The First Party Claims Conference West is underway. One of California’s premier property insurance attorneys, Joel Gumbiner, is discussing the topic of causation and concurrent causation in California.
California insurance law is unique because it has statutory law in Code 530, which sets the standard for causation:
An insurer is liable for a loss of which a peril insured against was the proximate cause, although a peril not contemplated by the contract may have been a remote cause of the loss; but he is not liable for a loss of which the peril insured against was only a remote cause.
My research of case law construing this statute shows hundreds of cases debating whether a cause of loss is covered, but here are a few examples of California cases in the context of an all-risk insurance policy:
Under an “all-risk” property insurance policy, it is the efficient proximate cause, i.e., the predominant cause of the loss, that determines coverage under California law. Malkin v. Federal Insurance Company, (C.D.Cal. 2022), 562 F.Supp.3d 854.
Under all-risk or open peril insurance policy for rental house, if loss was caused by a combination of covered and excluded risks, loss was covered if the most important or predominant cause was a covered risk. Vardanyan v. AMCO Ins. Co. (App. 5 Dist. 2015) 197 Cal.Rptr.3d 195, 243 Cal.App.4th 779, review denied.
In an “all-risk” homeowners insurance policy, the policy covers all risks except those specifically excepted or excluded, whereas in a “specified-peril” policy, only those risks specifically named are covered. Freedman v. State Farm Ins. Co. (App. 2 Dist. 2009) 93 Cal.Rptr.3d 296, 173 Cal.App.4th 957, review denied.
All-risk builder’s risk policy for flood control project provided coverage for flood damage to project where flooding contributed to or aggravated loss, even though excluded design defect was found to be efficient proximate cause of the loss, where policy endorsement provided coverage for loss “caused by, contributed to or aggravated by flooding.” Mission National Ins. Co. v. Coachella Valley Water Dist. (App. 4 Dist. 1989) 258 Cal.Rptr. 639, 210 Cal.App.3d 484, review denied.

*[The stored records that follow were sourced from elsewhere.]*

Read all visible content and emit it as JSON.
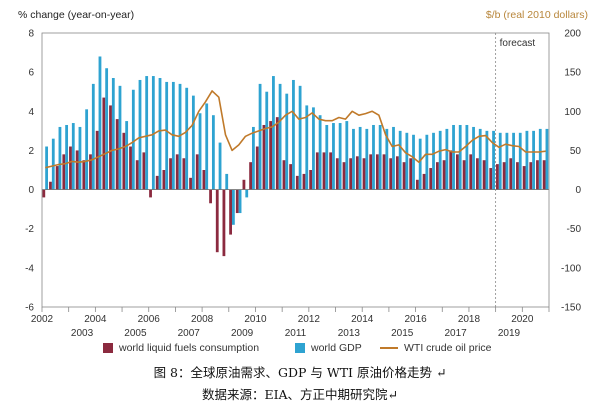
{
  "chart_data": {
    "type": "bar+line",
    "left_axis_title": "% change (year-on-year)",
    "right_axis_title": "$/b (real 2010 dollars)",
    "forecast_label": "forecast",
    "left_ylim": [
      -6,
      8
    ],
    "left_ticks": [
      "8",
      "6",
      "4",
      "2",
      "0",
      "-2",
      "-4",
      "-6"
    ],
    "right_ylim": [
      -150,
      200
    ],
    "right_ticks": [
      "200",
      "150",
      "100",
      "50",
      "0",
      "-50",
      "-100",
      "-150"
    ],
    "years_top_row": [
      "2002",
      "2004",
      "2006",
      "2008",
      "2010",
      "2012",
      "2014",
      "2016",
      "2018",
      "2020"
    ],
    "years_bottom_row": [
      "2003",
      "2005",
      "2007",
      "2009",
      "2011",
      "2013",
      "2015",
      "2017",
      "2019"
    ],
    "x_range_quarters": [
      2002.0,
      2021.0
    ],
    "forecast_start": 2019.0,
    "colors": {
      "consumption": "#8b2a3f",
      "gdp": "#2ea3d1",
      "oil": "#c07a2a",
      "right_axis": "#b8863b",
      "forecast_line": "#888888"
    },
    "quarters": [
      "2002Q1",
      "2002Q2",
      "2002Q3",
      "2002Q4",
      "2003Q1",
      "2003Q2",
      "2003Q3",
      "2003Q4",
      "2004Q1",
      "2004Q2",
      "2004Q3",
      "2004Q4",
      "2005Q1",
      "2005Q2",
      "2005Q3",
      "2005Q4",
      "2006Q1",
      "2006Q2",
      "2006Q3",
      "2006Q4",
      "2007Q1",
      "2007Q2",
      "2007Q3",
      "2007Q4",
      "2008Q1",
      "2008Q2",
      "2008Q3",
      "2008Q4",
      "2009Q1",
      "2009Q2",
      "2009Q3",
      "2009Q4",
      "2010Q1",
      "2010Q2",
      "2010Q3",
      "2010Q4",
      "2011Q1",
      "2011Q2",
      "2011Q3",
      "2011Q4",
      "2012Q1",
      "2012Q2",
      "2012Q3",
      "2012Q4",
      "2013Q1",
      "2013Q2",
      "2013Q3",
      "2013Q4",
      "2014Q1",
      "2014Q2",
      "2014Q3",
      "2014Q4",
      "2015Q1",
      "2015Q2",
      "2015Q3",
      "2015Q4",
      "2016Q1",
      "2016Q2",
      "2016Q3",
      "2016Q4",
      "2017Q1",
      "2017Q2",
      "2017Q3",
      "2017Q4",
      "2018Q1",
      "2018Q2",
      "2018Q3",
      "2018Q4",
      "2019Q1",
      "2019Q2",
      "2019Q3",
      "2019Q4",
      "2020Q1",
      "2020Q2",
      "2020Q3",
      "2020Q4"
    ],
    "series": [
      {
        "name": "world liquid fuels consumption",
        "type": "bar",
        "values": [
          -0.4,
          0.4,
          1.2,
          1.8,
          2.2,
          2.0,
          1.5,
          1.8,
          3.0,
          4.7,
          4.3,
          3.6,
          2.9,
          2.2,
          1.5,
          1.9,
          -0.4,
          0.7,
          1.0,
          1.6,
          1.8,
          1.6,
          0.6,
          1.8,
          1.0,
          -0.7,
          -3.2,
          -3.4,
          -2.3,
          -1.2,
          0.5,
          1.4,
          2.2,
          3.3,
          3.5,
          3.7,
          1.5,
          1.3,
          0.7,
          0.8,
          1.0,
          1.9,
          1.9,
          1.9,
          1.6,
          1.4,
          1.6,
          1.7,
          1.6,
          1.8,
          1.8,
          1.8,
          1.6,
          1.7,
          1.4,
          1.6,
          0.5,
          0.8,
          1.1,
          1.4,
          1.5,
          2.0,
          1.8,
          1.5,
          1.8,
          1.6,
          1.5,
          1.1,
          1.3,
          1.4,
          1.6,
          1.4,
          1.2,
          1.4,
          1.5,
          1.5
        ]
      },
      {
        "name": "world GDP",
        "type": "bar",
        "values": [
          2.2,
          2.6,
          3.2,
          3.3,
          3.4,
          3.2,
          4.1,
          5.4,
          6.8,
          6.2,
          5.7,
          5.3,
          3.5,
          5.1,
          5.6,
          5.8,
          5.8,
          5.7,
          5.5,
          5.5,
          5.4,
          5.2,
          4.8,
          3.9,
          4.4,
          3.8,
          2.4,
          0.8,
          -1.8,
          -1.2,
          -0.4,
          3.2,
          5.4,
          5.0,
          5.8,
          5.4,
          4.9,
          5.6,
          5.3,
          4.3,
          4.2,
          3.8,
          3.3,
          3.4,
          3.4,
          3.5,
          3.1,
          3.2,
          3.1,
          3.3,
          3.3,
          3.1,
          3.2,
          3.0,
          2.9,
          2.8,
          2.6,
          2.8,
          2.9,
          3.0,
          3.1,
          3.3,
          3.3,
          3.3,
          3.2,
          3.1,
          3.0,
          3.0,
          2.9,
          2.9,
          2.9,
          2.9,
          3.0,
          3.0,
          3.1,
          3.1
        ]
      },
      {
        "name": "WTI crude oil price",
        "type": "line",
        "values": [
          28,
          30,
          32,
          33,
          36,
          35,
          36,
          38,
          42,
          46,
          50,
          52,
          55,
          60,
          66,
          68,
          70,
          75,
          76,
          70,
          68,
          73,
          82,
          100,
          112,
          126,
          118,
          70,
          50,
          57,
          68,
          72,
          75,
          78,
          80,
          86,
          95,
          100,
          90,
          92,
          98,
          90,
          88,
          88,
          92,
          90,
          100,
          95,
          97,
          100,
          95,
          70,
          55,
          57,
          47,
          42,
          35,
          45,
          45,
          49,
          51,
          48,
          48,
          55,
          63,
          68,
          69,
          60,
          54,
          58,
          56,
          55,
          48,
          48,
          48,
          49
        ]
      }
    ]
  },
  "legend": {
    "consumption": "world liquid fuels consumption",
    "gdp": "world GDP",
    "oil": "WTI crude oil price"
  },
  "caption": {
    "line1": "图 8：全球原油需求、GDP 与 WTI 原油价格走势 ↵",
    "line2": "数据来源：EIA、方正中期研究院↵"
  }
}
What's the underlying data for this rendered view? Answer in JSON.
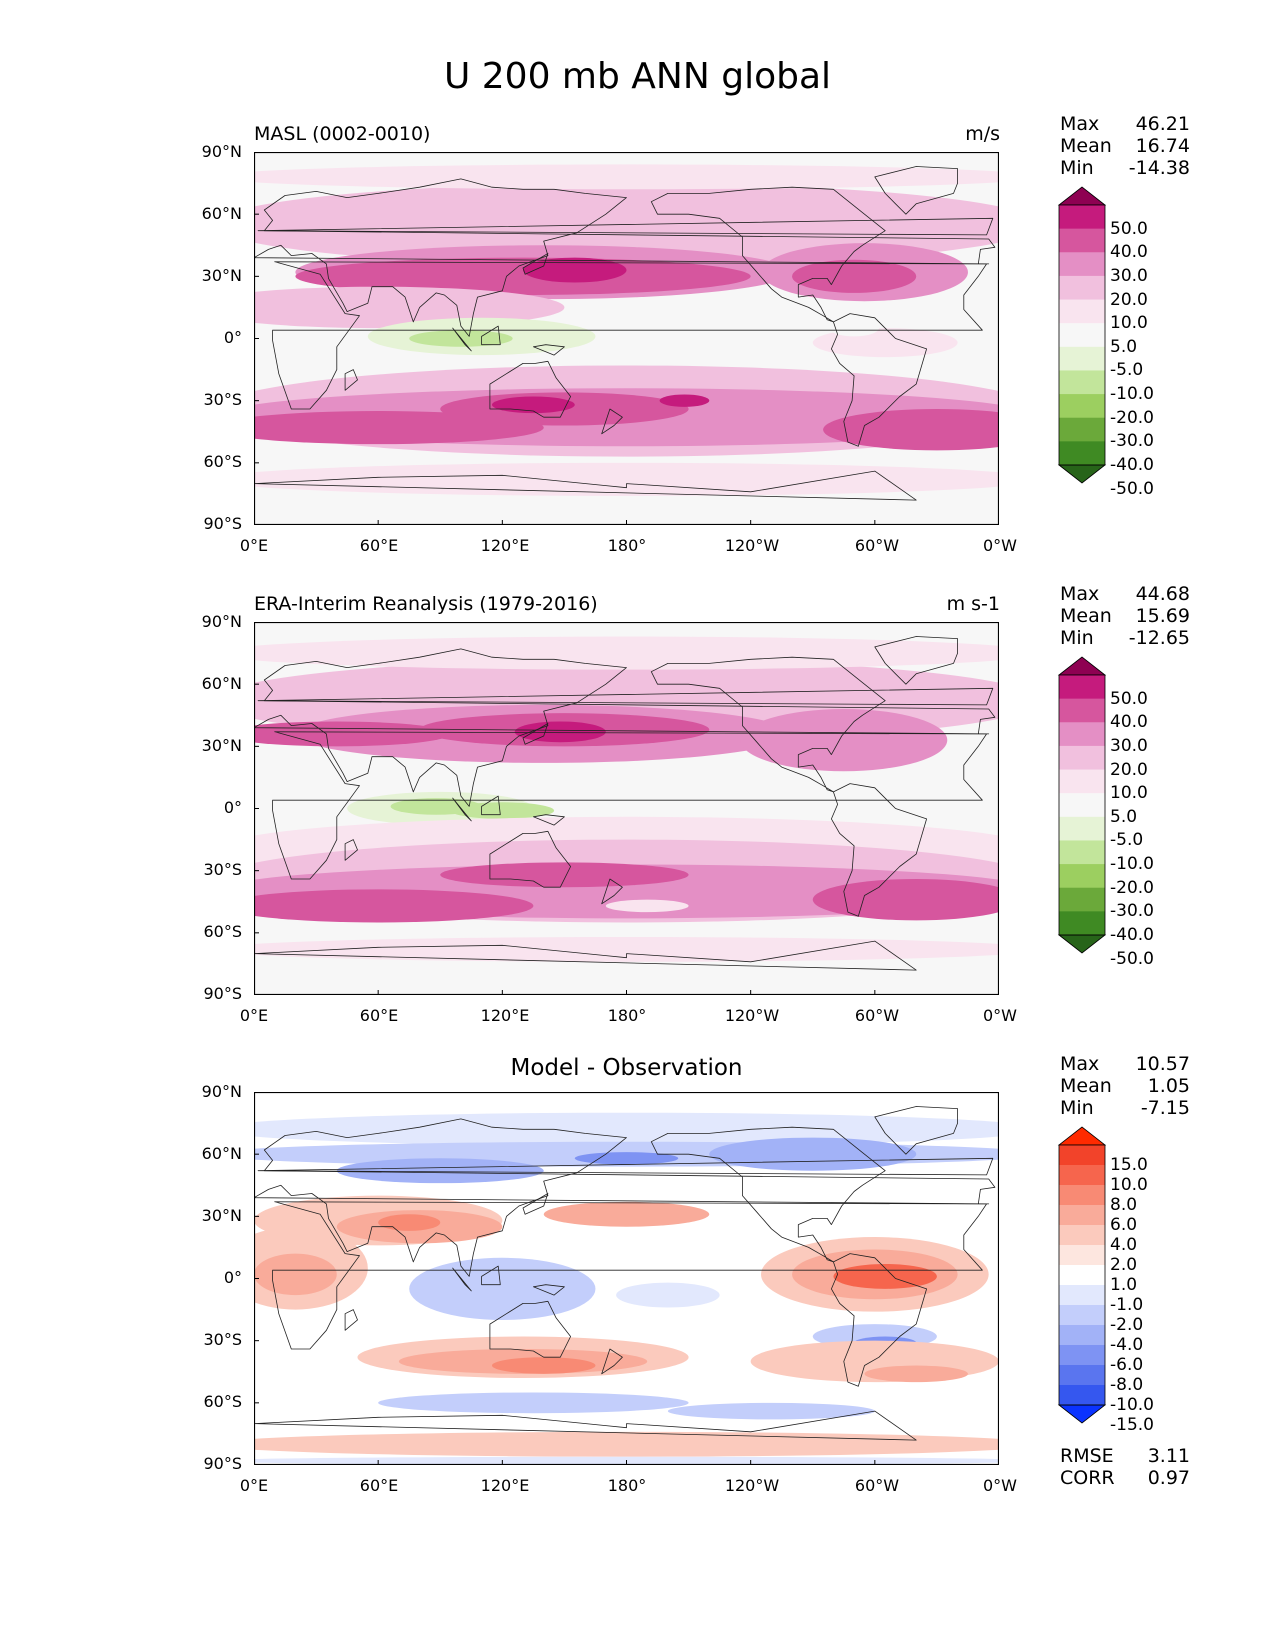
{
  "title": "U 200 mb ANN global",
  "lat_labels": [
    "90°N",
    "60°N",
    "30°N",
    "0°",
    "30°S",
    "60°S",
    "90°S"
  ],
  "lon_labels": [
    "0°E",
    "60°E",
    "120°E",
    "180°",
    "120°W",
    "60°W",
    "0°W"
  ],
  "panels": [
    {
      "left_title": "MASL (0002-0010)",
      "center_title": "",
      "right_title": "m/s",
      "stats": [
        {
          "label": "Max",
          "value": "46.21"
        },
        {
          "label": "Mean",
          "value": "16.74"
        },
        {
          "label": "Min",
          "value": "-14.38"
        }
      ],
      "colorbar": {
        "labels": [
          "50.0",
          "40.0",
          "30.0",
          "20.0",
          "10.0",
          "5.0",
          "-5.0",
          "-10.0",
          "-20.0",
          "-30.0",
          "-40.0",
          "-50.0"
        ],
        "colors": [
          "#8e0152",
          "#c51b7d",
          "#d6569e",
          "#e48fc5",
          "#f1c0de",
          "#f9e4ef",
          "#f7f7f7",
          "#e6f3d6",
          "#c2e59b",
          "#9ccf60",
          "#6ba93a",
          "#3f8a23",
          "#276419"
        ]
      },
      "footer": []
    },
    {
      "left_title": "ERA-Interim Reanalysis (1979-2016)",
      "center_title": "",
      "right_title": "m s-1",
      "stats": [
        {
          "label": "Max",
          "value": "44.68"
        },
        {
          "label": "Mean",
          "value": "15.69"
        },
        {
          "label": "Min",
          "value": "-12.65"
        }
      ],
      "colorbar": {
        "labels": [
          "50.0",
          "40.0",
          "30.0",
          "20.0",
          "10.0",
          "5.0",
          "-5.0",
          "-10.0",
          "-20.0",
          "-30.0",
          "-40.0",
          "-50.0"
        ],
        "colors": [
          "#8e0152",
          "#c51b7d",
          "#d6569e",
          "#e48fc5",
          "#f1c0de",
          "#f9e4ef",
          "#f7f7f7",
          "#e6f3d6",
          "#c2e59b",
          "#9ccf60",
          "#6ba93a",
          "#3f8a23",
          "#276419"
        ]
      },
      "footer": []
    },
    {
      "left_title": "",
      "center_title": "Model - Observation",
      "right_title": "",
      "stats": [
        {
          "label": "Max",
          "value": "10.57"
        },
        {
          "label": "Mean",
          "value": "1.05"
        },
        {
          "label": "Min",
          "value": "-7.15"
        }
      ],
      "colorbar": {
        "labels": [
          "15.0",
          "10.0",
          "8.0",
          "6.0",
          "4.0",
          "2.0",
          "1.0",
          "-1.0",
          "-2.0",
          "-4.0",
          "-6.0",
          "-8.0",
          "-10.0",
          "-15.0"
        ],
        "colors": [
          "#ff2a00",
          "#f2432a",
          "#f6654d",
          "#f88a74",
          "#f9ab9a",
          "#fbcabd",
          "#fde6df",
          "#ffffff",
          "#e2e8fd",
          "#c3cefb",
          "#a2b2f7",
          "#7e93f3",
          "#5a75ef",
          "#3557ef",
          "#0a33ff"
        ]
      },
      "footer": [
        {
          "label": "RMSE",
          "value": "3.11"
        },
        {
          "label": "CORR",
          "value": "0.97"
        }
      ]
    }
  ]
}
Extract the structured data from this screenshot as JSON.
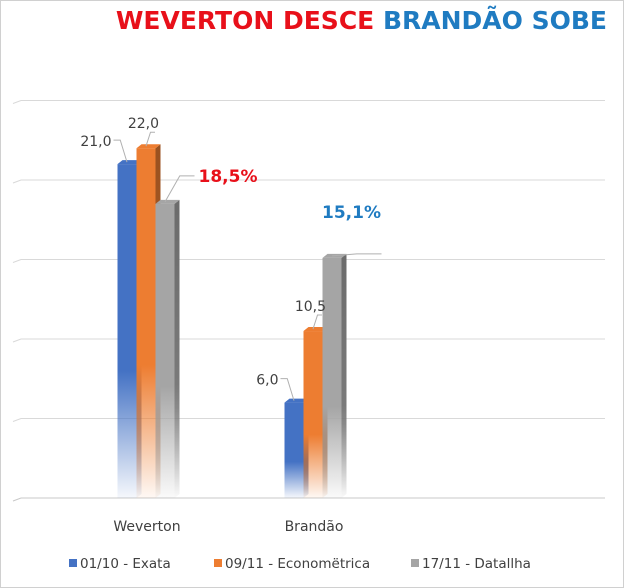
{
  "title": {
    "part1": "WEVERTON DESCE",
    "part2": "BRANDÃO SOBE",
    "color1": "#e8101a",
    "color2": "#1f7bc1"
  },
  "chart_data": {
    "type": "bar",
    "categories": [
      "Weverton",
      "Brandão"
    ],
    "series": [
      {
        "name": "01/10 - Exata",
        "values": [
          21.0,
          6.0
        ],
        "labels": [
          "21,0",
          "6,0"
        ],
        "color": "#4472c4"
      },
      {
        "name": "09/11 - Economëtrica",
        "values": [
          22.0,
          10.5
        ],
        "labels": [
          "22,0",
          "10,5"
        ],
        "color": "#ed7d31"
      },
      {
        "name": "17/11 - Datallha",
        "values": [
          18.5,
          15.1
        ],
        "labels": [
          "18,5%",
          "15,1%"
        ],
        "color": "#a5a5a5"
      }
    ],
    "highlight_label_colors": [
      "#e8101a",
      "#1f7bc1"
    ],
    "ylim": [
      0,
      25
    ],
    "grid": true,
    "legend": "bottom"
  }
}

When determining whether insurance coverage exists under an “all-risk” homeowner’s policy when loss to insured’s property can be attributed to two causes, one of which is a nonexcluded peril, and the other an excluded peril, courts are to find coverage only if nonexcluded peril is the efficient proximate cause of the loss, rather than finding coverage whenever a nonexcluded peril is a concurrent proximate cause of the loss. Garvey v. State Farm Fire & Casualty Co. (1989) 257 Cal.Rptr. 292, 48 Cal.3d 395, 770 P.2d 704.
Question of whether included risk of negligent construction or excluded risk of earth movement was the efficient proximate cause of homeowner’s addition pulling away from main structure was for jury in action determining coverage under “all-risk” homeowner’s policy. Garvey v. State Farm Fire & Casualty Co. (1989) 257 Cal.Rptr. 292, 48 Cal.3d 395, 770 P.2d 704.
Gumbiner noted how mudslides following wildfires resulted in the California Insurance Commissioner sending a formal notice to insurers in 2018, reminding them that the fires were the “predominant” cause of the mudslides and that coverage should be paid. I am not certain other states with different case law would find coverage.
I found Gumbiner’s discussion of multiple occurrences to be fascinating. When faced with these types of losses, I first remind people to read the policy to see if there is a definition of occurrence. When multiple thefts occur, these cases are often fights over deductibles—are the thefts the result of a common scheme and, therefore, one occurrence or separate occurrences? If considered separate, the deductible has to be considered each time.
Part of the point of this blog is to encourage attendance at conferences with great teachers and knowledgeable attendees, such as the First Party Claims Conference. Education makes all of us better as we study and discuss claims situations in different parts of the country.
Thought For The Day
Those who use ‘Correlation is not the same as causation’ as a magic incantation to dismiss all fact-using professions are fools holding a lit match in one hand and an open gas can in the other, screaming, ‘One has nothing to do with the other!’